Nevertheless, Angell and Epstein find very different meanings in these negotiations. Epstein finds a constructive engagement between outsider and insider that improves science and scientific policy at the same time that it makes science more democratic. He sometimes overstates these beneficial effects and does not distinguish clearly between the instances of constructive engagement and the often self-defeating antiscience, essentially anti-intellectual, rhetoric of many activists. Most scientists hold deeply felt beliefs, whether true or not, about the "purity" of their work. The AIDS activists may have had even more success if they had used a kinder, gentler rhetoric.
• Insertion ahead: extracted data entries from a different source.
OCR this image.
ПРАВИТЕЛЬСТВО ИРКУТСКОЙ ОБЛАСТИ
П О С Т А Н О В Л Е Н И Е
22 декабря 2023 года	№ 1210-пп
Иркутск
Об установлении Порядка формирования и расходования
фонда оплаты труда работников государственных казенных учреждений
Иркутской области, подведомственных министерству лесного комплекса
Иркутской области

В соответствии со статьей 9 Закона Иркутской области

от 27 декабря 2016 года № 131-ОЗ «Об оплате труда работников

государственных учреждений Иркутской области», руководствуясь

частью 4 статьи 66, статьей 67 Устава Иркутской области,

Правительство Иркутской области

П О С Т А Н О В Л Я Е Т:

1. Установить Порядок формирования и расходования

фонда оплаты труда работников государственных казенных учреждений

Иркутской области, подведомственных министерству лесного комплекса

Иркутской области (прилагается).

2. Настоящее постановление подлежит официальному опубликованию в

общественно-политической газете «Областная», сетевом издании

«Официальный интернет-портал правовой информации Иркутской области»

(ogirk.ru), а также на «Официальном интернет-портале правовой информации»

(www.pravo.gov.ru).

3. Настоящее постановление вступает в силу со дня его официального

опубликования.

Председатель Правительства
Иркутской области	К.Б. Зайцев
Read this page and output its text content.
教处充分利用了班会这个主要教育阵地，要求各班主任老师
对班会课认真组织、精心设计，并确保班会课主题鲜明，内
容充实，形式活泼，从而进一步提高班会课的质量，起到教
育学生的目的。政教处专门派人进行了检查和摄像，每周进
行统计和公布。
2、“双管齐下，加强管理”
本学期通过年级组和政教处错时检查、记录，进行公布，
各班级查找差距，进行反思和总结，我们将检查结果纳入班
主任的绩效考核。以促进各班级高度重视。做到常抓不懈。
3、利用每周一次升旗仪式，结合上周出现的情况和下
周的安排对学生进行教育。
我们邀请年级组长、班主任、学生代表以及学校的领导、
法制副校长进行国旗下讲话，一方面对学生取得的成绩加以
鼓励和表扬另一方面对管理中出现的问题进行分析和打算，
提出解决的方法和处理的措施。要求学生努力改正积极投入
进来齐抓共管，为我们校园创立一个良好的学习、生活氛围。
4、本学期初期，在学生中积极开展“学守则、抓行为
Angell issues no call for greater democracy or lay participation in science or scientific policy. If anything, she makes the implant story into a case study of how the law, the media, and patient advocacy mangled something that should have been left to scientists alone. I think she is too idealistic in proposing that we rededicate ourselves to the objectivity, neutrality, and autonomy of science. Like the antiscience rhetoric of many lay advocates, the spirited defense of scientific purity-and the inevitable moralizing tone that accompanies it-may only stoke the flames of misguided "culture war" debates and alienate the many persons whose suffering remains nameless and illegitimate.